Multi-hiring: when overtime's not overtime19 March 2019
In April 2018, we highlighted that employers and employees should not shy away from multi-hiring arrangements if this best meets the requirements of both parties (see our previous article here).
Confirming this position, the Federal Court recently affirmed the Federal Circuit Court’s ruling that an employer is not precluded from entering into separate contracts of employment where the work is regulated by the same award or enterprise agreement (EA). This decision shows how important it is for employers to clearly differentiate between each engagement when agreeing to multi-hiring.
The case involved an employee who concurrently held two part-time positions with the one employer—one as a Services Officer (SO) and the other as a Delivery Officer (DO). On occasion, the employee would work as an SO and at the conclusion of that shift (after a period of rest at home), then commence work at an alternate location as a DO, where he would often work overtime. The employee argued that because his contracts of employment were regulated by a single EA, this constituted one “particular employment” when construed in light of s 52(2) of the Fair Work Act 2009 (Cth).
The employee claimed the overtime entitlements he accrued should be calculated on the aggregate hours he worked in both roles.
The employer disputed the employee’s claim, arguing each role was distinctly separate when you consider:
- there were separate contracts of employment for each role
- the employee performed each role at different locations
- there was a clear shift start and finish time for work in each role
- a unique code for work undertaken in each role was recorded on the employee’s payslip, and
- the classification and rates of pay differed between each role, which was clearly reflected on the employee’s payslip.
On this basis, the employer asserted it would be incorrect for the employee to claim entitlements based on aggregate hours and that the EA applied, so each separate employment contract should be regulated on an individual basis—not in a combined way (as the employee had contended).
The Federal Circuit Court in first instance and the Federal Court on appeal agreed that the evidence clearly demonstrated two distinct and separate employment arrangements. The Courts held that s 52(2) of the Fair Work Act operated with respect to each “particular employment” that the employee had with the employer and not in some cumulative way, as the employee had contended.

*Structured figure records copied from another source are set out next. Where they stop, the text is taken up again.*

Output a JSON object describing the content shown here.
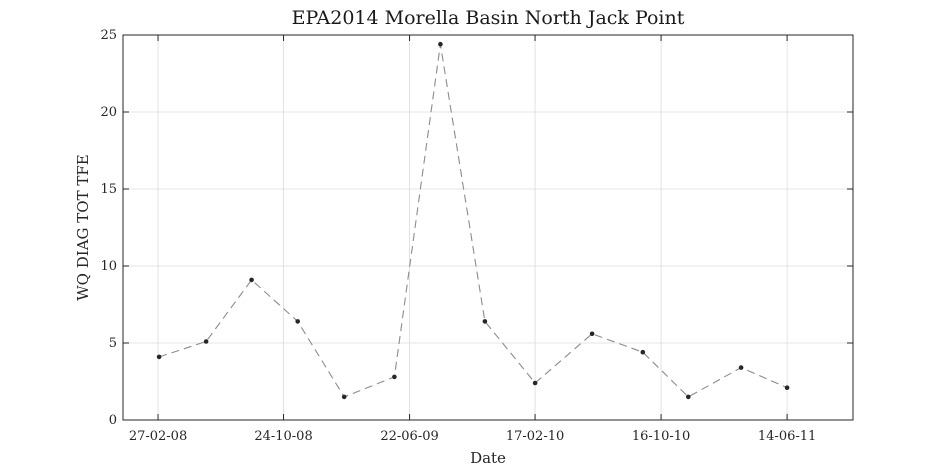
{
  "chart_data": {
    "type": "line",
    "title": "EPA2014 Morella Basin North Jack Point",
    "xlabel": "Date",
    "ylabel": "WQ DIAG TOT TFE",
    "x_axis_type": "date",
    "date_format": "DD-MM-YY",
    "xlim": [
      "2007-12-22",
      "2011-10-18"
    ],
    "ylim": [
      0,
      25
    ],
    "x_ticks": [
      "27-02-08",
      "24-10-08",
      "22-06-09",
      "17-02-10",
      "16-10-10",
      "14-06-11"
    ],
    "x_tick_dates": [
      "2008-02-27",
      "2008-10-24",
      "2009-06-22",
      "2010-02-17",
      "2010-10-16",
      "2011-06-14"
    ],
    "y_ticks": [
      0,
      5,
      10,
      15,
      20,
      25
    ],
    "grid": true,
    "series": [
      {
        "line_style": "dashed",
        "marker": "dot",
        "color": "#8c8c8c",
        "marker_color": "#262626",
        "points": [
          {
            "x": "2008-02-29",
            "y": 4.1
          },
          {
            "x": "2008-05-29",
            "y": 5.1
          },
          {
            "x": "2008-08-24",
            "y": 9.1
          },
          {
            "x": "2008-11-20",
            "y": 6.4
          },
          {
            "x": "2009-02-17",
            "y": 1.5
          },
          {
            "x": "2009-05-24",
            "y": 2.8
          },
          {
            "x": "2009-08-20",
            "y": 24.4
          },
          {
            "x": "2009-11-13",
            "y": 6.4
          },
          {
            "x": "2010-02-17",
            "y": 2.4
          },
          {
            "x": "2010-06-06",
            "y": 5.6
          },
          {
            "x": "2010-09-11",
            "y": 4.4
          },
          {
            "x": "2010-12-07",
            "y": 1.5
          },
          {
            "x": "2011-03-18",
            "y": 3.4
          },
          {
            "x": "2011-06-14",
            "y": 2.1
          }
        ]
      }
    ]
  }
}
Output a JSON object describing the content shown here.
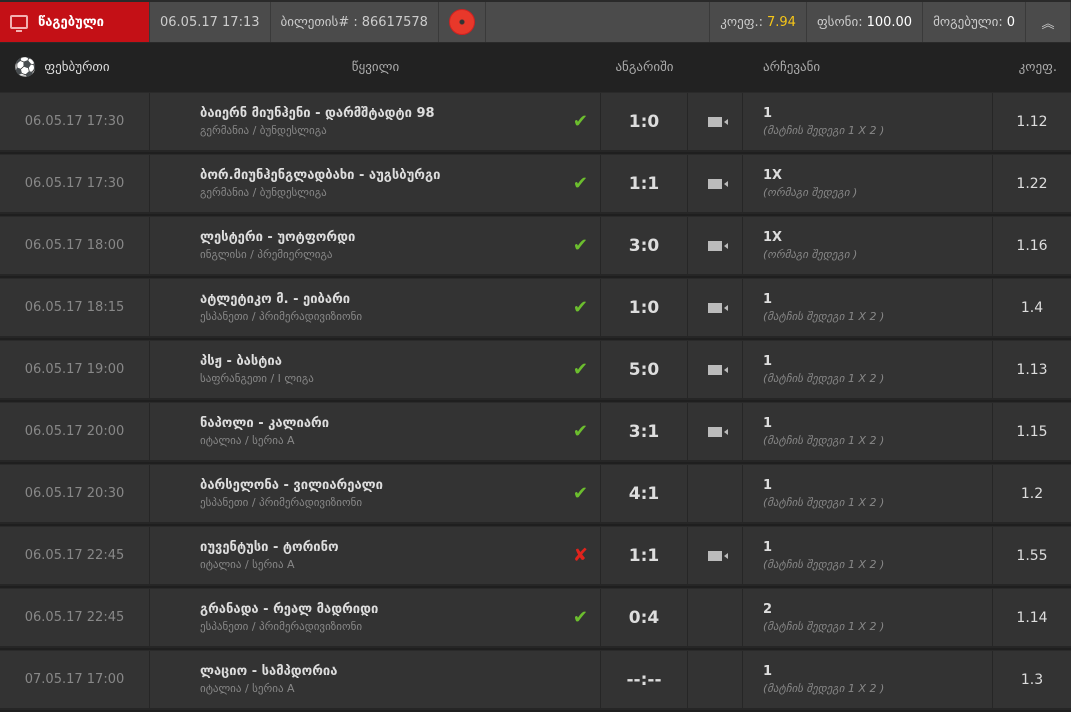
{
  "topbar": {
    "status": "წაგებული",
    "datetime": "06.05.17 17:13",
    "ticket_label": "ბილეთის# :",
    "ticket_no": "86617578",
    "odds_label": "კოეფ.:",
    "odds": "7.94",
    "stake_label": "ფსონი:",
    "stake": "100.00",
    "won_label": "მოგებული:",
    "won": "0"
  },
  "colors": {
    "lost": "#c41016",
    "accent": "#f5c518",
    "win": "#6cbe2e",
    "loss": "#e0231c"
  },
  "header": {
    "sport": "ფეხბურთი",
    "pair": "წყვილი",
    "score": "ანგარიში",
    "choice": "არჩევანი",
    "odds": "კოეფ."
  },
  "rows": [
    {
      "date": "06.05.17 17:30",
      "match": "ბაიერნ მიუნჰენი - დარმშტადტი 98",
      "league": "გერმანია / ბუნდესლიგა",
      "status": "won",
      "score": "1:0",
      "video": true,
      "choice": "1",
      "market": "(მატჩის შედეგი 1 X 2 )",
      "odds": "1.12"
    },
    {
      "date": "06.05.17 17:30",
      "match": "ბორ.მიუნჰენგლადბახი - აუგსბურგი",
      "league": "გერმანია / ბუნდესლიგა",
      "status": "won",
      "score": "1:1",
      "video": true,
      "choice": "1X",
      "market": "(ორმაგი შედეგი )",
      "odds": "1.22"
    },
    {
      "date": "06.05.17 18:00",
      "match": "ლესტერი - უოტფორდი",
      "league": "ინგლისი / პრემიერლიგა",
      "status": "won",
      "score": "3:0",
      "video": true,
      "choice": "1X",
      "market": "(ორმაგი შედეგი )",
      "odds": "1.16"
    },
    {
      "date": "06.05.17 18:15",
      "match": "ატლეტიკო მ. - ეიბარი",
      "league": "ესპანეთი / პრიმერადივიზიონი",
      "status": "won",
      "score": "1:0",
      "video": true,
      "choice": "1",
      "market": "(მატჩის შედეგი 1 X 2 )",
      "odds": "1.4"
    },
    {
      "date": "06.05.17 19:00",
      "match": "პსჟ - ბასტია",
      "league": "საფრანგეთი / I ლიგა",
      "status": "won",
      "score": "5:0",
      "video": true,
      "choice": "1",
      "market": "(მატჩის შედეგი 1 X 2 )",
      "odds": "1.13"
    },
    {
      "date": "06.05.17 20:00",
      "match": "ნაპოლი - კალიარი",
      "league": "იტალია / სერია A",
      "status": "won",
      "score": "3:1",
      "video": true,
      "choice": "1",
      "market": "(მატჩის შედეგი 1 X 2 )",
      "odds": "1.15"
    },
    {
      "date": "06.05.17 20:30",
      "match": "ბარსელონა - ვილიარეალი",
      "league": "ესპანეთი / პრიმერადივიზიონი",
      "status": "won",
      "score": "4:1",
      "video": false,
      "choice": "1",
      "market": "(მატჩის შედეგი 1 X 2 )",
      "odds": "1.2"
    },
    {
      "date": "06.05.17 22:45",
      "match": "იუვენტუსი - ტორინო",
      "league": "იტალია / სერია A",
      "status": "lost",
      "score": "1:1",
      "video": true,
      "choice": "1",
      "market": "(მატჩის შედეგი 1 X 2 )",
      "odds": "1.55"
    },
    {
      "date": "06.05.17 22:45",
      "match": "გრანადა - რეალ მადრიდი",
      "league": "ესპანეთი / პრიმერადივიზიონი",
      "status": "won",
      "score": "0:4",
      "video": false,
      "choice": "2",
      "market": "(მატჩის შედეგი 1 X 2 )",
      "odds": "1.14"
    },
    {
      "date": "07.05.17 17:00",
      "match": "ლაციო - სამპდორია",
      "league": "იტალია / სერია A",
      "status": "pending",
      "score": "--:--",
      "video": false,
      "choice": "1",
      "market": "(მატჩის შედეგი 1 X 2 )",
      "odds": "1.3"
    }
  ]
}
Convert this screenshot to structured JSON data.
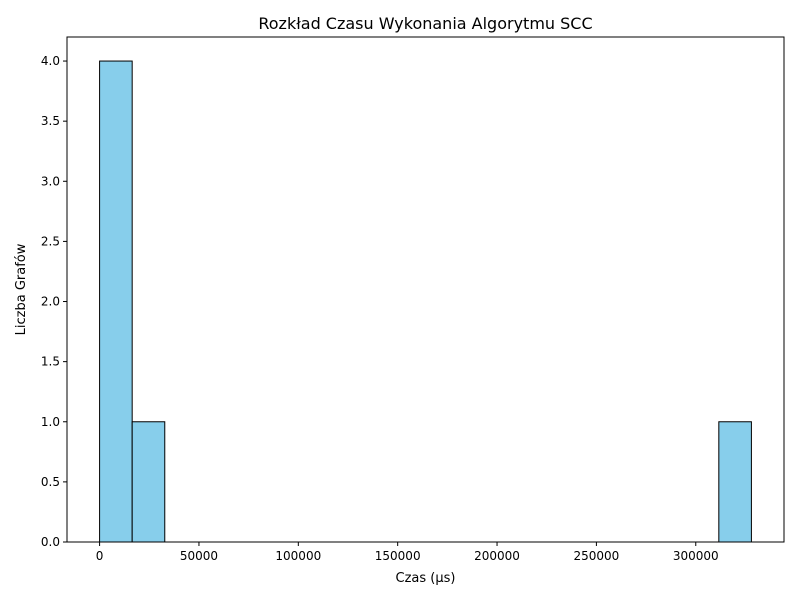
{
  "chart_data": {
    "type": "bar",
    "title": "Rozkład Czasu Wykonania Algorytmu SCC",
    "xlabel": "Czas (µs)",
    "ylabel": "Liczba Grafów",
    "bins": [
      {
        "start": 0,
        "end": 16400,
        "count": 4
      },
      {
        "start": 16400,
        "end": 32800,
        "count": 1
      },
      {
        "start": 311600,
        "end": 328000,
        "count": 1
      }
    ],
    "xlim": [
      -16400,
      344400
    ],
    "ylim": [
      0,
      4.2
    ],
    "x_ticks": [
      0,
      50000,
      100000,
      150000,
      200000,
      250000,
      300000
    ],
    "y_ticks": [
      0.0,
      0.5,
      1.0,
      1.5,
      2.0,
      2.5,
      3.0,
      3.5,
      4.0
    ],
    "grid": false,
    "colors": {
      "bar_fill": "#87CEEB",
      "bar_edge": "#000000"
    }
  }
}
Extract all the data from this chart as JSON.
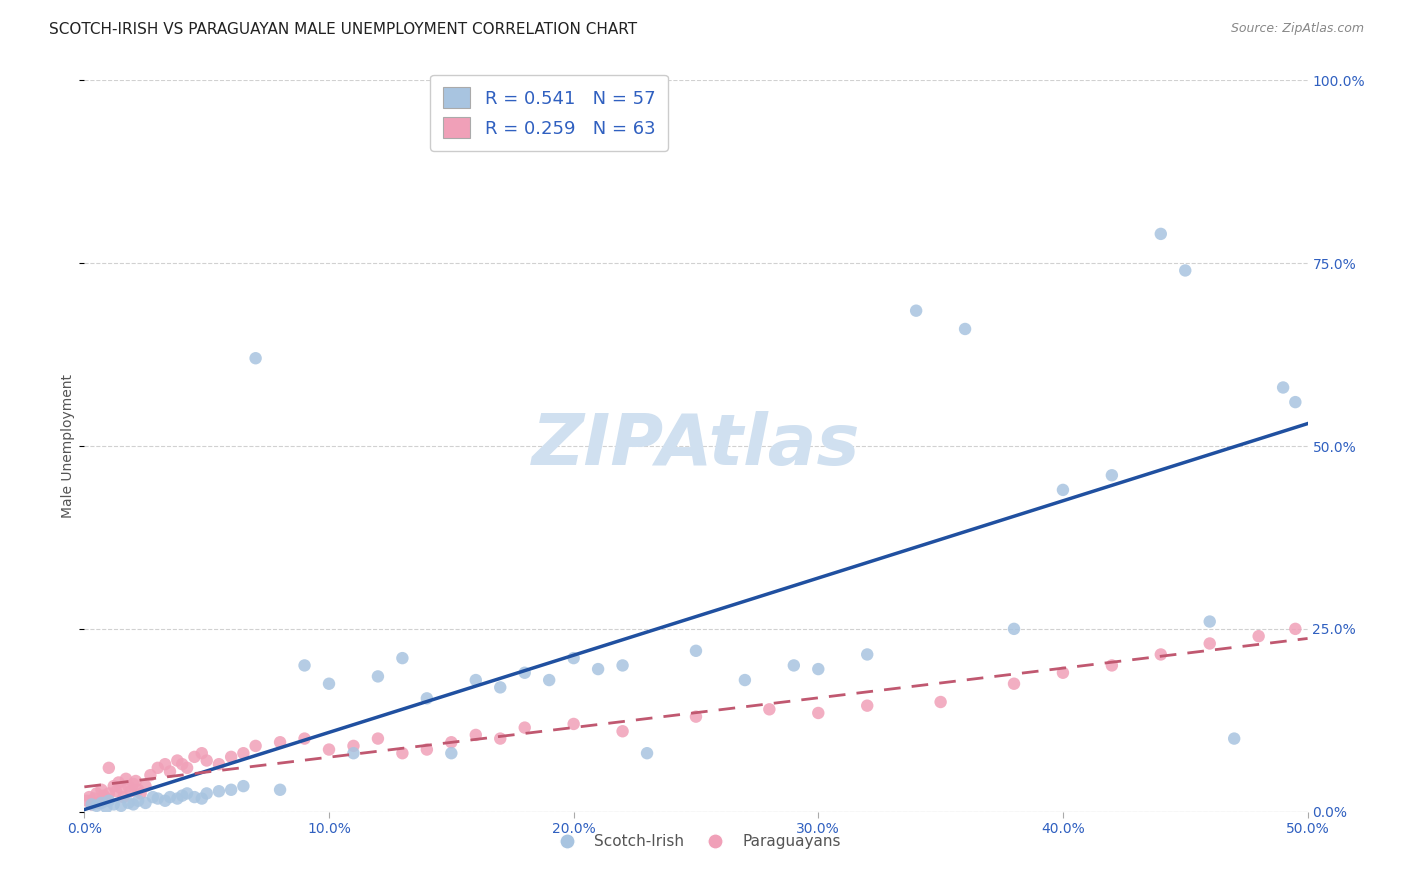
{
  "title": "SCOTCH-IRISH VS PARAGUAYAN MALE UNEMPLOYMENT CORRELATION CHART",
  "source": "Source: ZipAtlas.com",
  "xlabel_vals": [
    0.0,
    0.1,
    0.2,
    0.3,
    0.4,
    0.5
  ],
  "ylabel_vals": [
    0.0,
    0.25,
    0.5,
    0.75,
    1.0
  ],
  "xlim": [
    0.0,
    0.5
  ],
  "ylim": [
    0.0,
    1.0
  ],
  "ylabel": "Male Unemployment",
  "blue_color": "#a8c4e0",
  "pink_color": "#f0a0b8",
  "trendline_blue": "#2050a0",
  "trendline_pink": "#c05870",
  "watermark_color": "#d0e0f0",
  "legend_label_blue": "R = 0.541   N = 57",
  "legend_label_pink": "R = 0.259   N = 63",
  "legend_text_color": "#3060c0",
  "legend_bottom_blue": "Scotch-Irish",
  "legend_bottom_pink": "Paraguayans",
  "scotch_irish_x": [
    0.003,
    0.005,
    0.007,
    0.009,
    0.01,
    0.012,
    0.015,
    0.018,
    0.02,
    0.022,
    0.025,
    0.028,
    0.03,
    0.033,
    0.035,
    0.038,
    0.04,
    0.042,
    0.045,
    0.048,
    0.05,
    0.055,
    0.06,
    0.065,
    0.07,
    0.08,
    0.09,
    0.1,
    0.11,
    0.12,
    0.13,
    0.14,
    0.15,
    0.16,
    0.17,
    0.18,
    0.19,
    0.2,
    0.21,
    0.22,
    0.23,
    0.25,
    0.27,
    0.29,
    0.3,
    0.32,
    0.34,
    0.36,
    0.38,
    0.4,
    0.42,
    0.44,
    0.45,
    0.46,
    0.47,
    0.49,
    0.495
  ],
  "scotch_irish_y": [
    0.01,
    0.008,
    0.012,
    0.006,
    0.015,
    0.01,
    0.008,
    0.012,
    0.01,
    0.015,
    0.012,
    0.02,
    0.018,
    0.015,
    0.02,
    0.018,
    0.022,
    0.025,
    0.02,
    0.018,
    0.025,
    0.028,
    0.03,
    0.035,
    0.62,
    0.03,
    0.2,
    0.175,
    0.08,
    0.185,
    0.21,
    0.155,
    0.08,
    0.18,
    0.17,
    0.19,
    0.18,
    0.21,
    0.195,
    0.2,
    0.08,
    0.22,
    0.18,
    0.2,
    0.195,
    0.215,
    0.685,
    0.66,
    0.25,
    0.44,
    0.46,
    0.79,
    0.74,
    0.26,
    0.1,
    0.58,
    0.56
  ],
  "paraguayan_x": [
    0.001,
    0.002,
    0.003,
    0.004,
    0.005,
    0.006,
    0.007,
    0.008,
    0.009,
    0.01,
    0.01,
    0.012,
    0.013,
    0.014,
    0.015,
    0.016,
    0.017,
    0.018,
    0.019,
    0.02,
    0.021,
    0.022,
    0.023,
    0.025,
    0.027,
    0.03,
    0.033,
    0.035,
    0.038,
    0.04,
    0.042,
    0.045,
    0.048,
    0.05,
    0.055,
    0.06,
    0.065,
    0.07,
    0.08,
    0.09,
    0.1,
    0.11,
    0.12,
    0.13,
    0.14,
    0.15,
    0.16,
    0.17,
    0.18,
    0.2,
    0.22,
    0.25,
    0.28,
    0.3,
    0.32,
    0.35,
    0.38,
    0.4,
    0.42,
    0.44,
    0.46,
    0.48,
    0.495
  ],
  "paraguayan_y": [
    0.015,
    0.02,
    0.01,
    0.018,
    0.025,
    0.012,
    0.03,
    0.022,
    0.018,
    0.025,
    0.06,
    0.035,
    0.028,
    0.04,
    0.032,
    0.02,
    0.045,
    0.035,
    0.028,
    0.038,
    0.042,
    0.03,
    0.025,
    0.035,
    0.05,
    0.06,
    0.065,
    0.055,
    0.07,
    0.065,
    0.06,
    0.075,
    0.08,
    0.07,
    0.065,
    0.075,
    0.08,
    0.09,
    0.095,
    0.1,
    0.085,
    0.09,
    0.1,
    0.08,
    0.085,
    0.095,
    0.105,
    0.1,
    0.115,
    0.12,
    0.11,
    0.13,
    0.14,
    0.135,
    0.145,
    0.15,
    0.175,
    0.19,
    0.2,
    0.215,
    0.23,
    0.24,
    0.25
  ],
  "grid_color": "#cccccc",
  "background_color": "#ffffff",
  "title_fontsize": 11,
  "axis_tick_color": "#3060c0",
  "axis_tick_fontsize": 10,
  "marker_size": 80
}
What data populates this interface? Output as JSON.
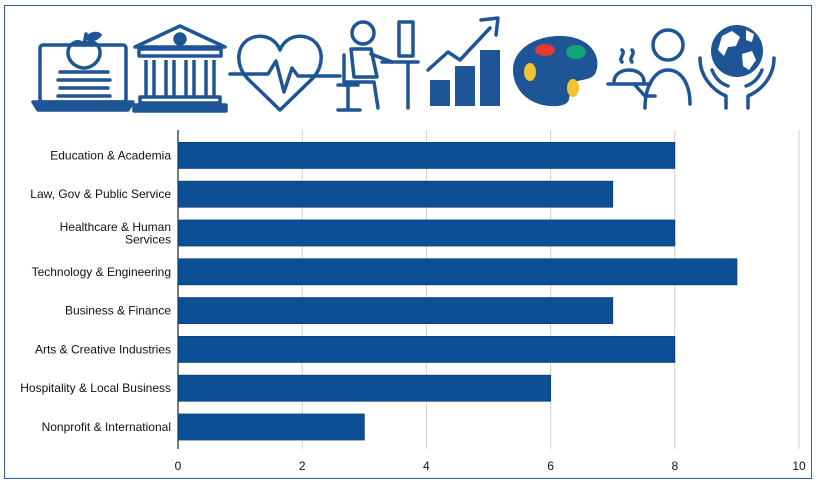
{
  "theme": {
    "bar_color": "#0d4f94",
    "icon_color": "#1e5596",
    "grid_color": "#cfcfcf",
    "frame_color": "#2c5fa0"
  },
  "icons": [
    {
      "name": "laptop-apple-books-icon"
    },
    {
      "name": "government-building-icon"
    },
    {
      "name": "heart-pulse-icon"
    },
    {
      "name": "person-at-computer-icon"
    },
    {
      "name": "growth-bar-chart-icon"
    },
    {
      "name": "paint-palette-icon"
    },
    {
      "name": "waiter-serving-icon"
    },
    {
      "name": "hands-holding-globe-icon"
    }
  ],
  "chart_data": {
    "type": "bar",
    "orientation": "horizontal",
    "categories": [
      [
        "Education & Academia"
      ],
      [
        "Law, Gov & Public Service"
      ],
      [
        "Healthcare & Human",
        "Services"
      ],
      [
        "Technology & Engineering"
      ],
      [
        "Business & Finance"
      ],
      [
        "Arts & Creative Industries"
      ],
      [
        "Hospitality & Local Business"
      ],
      [
        "Nonprofit & International"
      ]
    ],
    "values": [
      8,
      7,
      8,
      9,
      7,
      8,
      6,
      3
    ],
    "xlim": [
      0,
      10
    ],
    "xticks": [
      0,
      2,
      4,
      6,
      8,
      10
    ],
    "xtick_labels": [
      "0",
      "2",
      "4",
      "6",
      "8",
      "10"
    ],
    "grid": "vertical",
    "legend": "none"
  }
}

Why this is important for employers
This is a significant decision in relation to multi-hiring arrangements and demonstrates that an employee holding two distinct and separate part-time positions cannot base overtime and other entitlements on combined hours. However, to rely on this precedent, it is imperative that employers do not have multi-hire arrangements that are “bundled together”.
To minimise potential underpayment claims in light of this decision, we recommend that employers who are engaging in multi-hiring audit their arrangements to confirm they can readily demonstrate that:
- there are clear contracts of employment for each role the employee is engaged in
- each contract contains clear contractual terms of the role to be performed
- there is evidence to demonstrate the employee understands each role is entered into on an individual basis and will be treated as such
- the employee accrues entitlements (where applicable), such as annual leave, separately for each role
- each role has unique identifiers specific to that role, for example a work code that is clearly recorded on their payslip, timesheet or an employee code, and
- both parties understand the terms and effect of the relevant award or enterprise agreement that works in conjunction with the employment agreement.